Há muitas formas de falar da inadequação no mundo, que constroem grandes personagens nas melhores jornadas de herói. Sobretudo na adolescência, quando a descoberta da sexualidade põe todos os hormônios a conspirar contra o mundo e a tirar grandes lições dele.
O diretor franco-tunisiano Abdellatif Kechiche fez a opção mais difícil em Azul é a Cor Mais Quente (La vie d’Adéle), ao tornar em termos explícitos a iniciação sexual de uma adolescente com uma mulher mais velha, experiente e exótica. De cabelo azul.
Parece que não tinha essa intenção, a princípio. Que queria mesmo colocar duas mulheres belamente carismáticas se enroscando em cenas quentes, de até 7 minutos, como a primeira em que fazem tudo o que se pode imaginar que duas mulheres fazem na cama.
Mas, se tem um filme que fala de perto sobre esse mal estar no mundo, a busca por uma boia de salvação no primeiro olhar e o voltar para casa mais maduro, é este.
Nas entrevistas, fica claro que ele tinha mesmo essa intenção maior.
É um grande diretor que quis falar sobre a vida e chegou a exageros para arrancar interpretações do fundo da alma. As atrizes se queixaram de abusos em uma semana de filmagens da cena explícita de sete minutos, mas acabaram se rendendo à genialidade do resultado.
Que tem a ver com aquele toque de gênio que empenha todo o seu talento artesanal para construir algo absolutamente profundo em cima de algo absurdamente simples. É apenas a história da moça que encontra a moça, perde a moça e tenta recuperar a moça, mas com potência incomparável.

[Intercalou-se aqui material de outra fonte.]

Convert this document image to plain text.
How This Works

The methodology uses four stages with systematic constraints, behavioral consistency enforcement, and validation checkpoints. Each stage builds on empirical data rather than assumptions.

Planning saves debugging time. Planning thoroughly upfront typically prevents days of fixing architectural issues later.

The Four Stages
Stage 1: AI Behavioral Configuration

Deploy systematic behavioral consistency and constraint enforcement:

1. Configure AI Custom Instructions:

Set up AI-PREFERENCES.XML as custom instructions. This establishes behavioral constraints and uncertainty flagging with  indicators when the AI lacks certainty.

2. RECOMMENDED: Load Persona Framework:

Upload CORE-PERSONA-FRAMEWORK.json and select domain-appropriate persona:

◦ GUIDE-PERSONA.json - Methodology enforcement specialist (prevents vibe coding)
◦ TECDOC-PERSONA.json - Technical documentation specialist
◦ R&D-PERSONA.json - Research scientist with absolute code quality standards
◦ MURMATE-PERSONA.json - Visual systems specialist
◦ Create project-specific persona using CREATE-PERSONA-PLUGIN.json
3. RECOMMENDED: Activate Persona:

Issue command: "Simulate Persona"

Diretor, roteirista e autor dos diálogos, ele toca a aproximação das duas com olhares, frases curtas, insinuações, toques, planos curtos, uma relação quase epidérmica com a câmera.
Constrói lenta e suavemente um clima denso entre as duas que não deixa dúvidas sobre o desejo construído quando a jovem chega ao ponto máximo de sua rendição:
– Vou te dar tudo o que eu tenho.
É simplicidade demais para tanta combustão.
Pena que não posso falar do final, que tem a ver com o jeito francês de fazer filme e muito com o projeto do diretor.
Um pequeno defeito, que também tem a ver com o jeito francês de ser prolixo, é o tamanho. Tantos outros filmes densos como esses não precisaram de três horas para contar a que vieram.
Uma outra de tantas virtudes é a escalação. A jovem heroína inadequada no mundo é um vulcão de desespero contido e linda como – já disseram – Brigitte Bardot na estreia. E a mulher madura que a conduz no seu aprendizado sexo-sentimental é uma força doce de autoridade, única capaz de disputar com a outra a preferência da câmera.
Química perfeita nas mãos de um alquimista genial.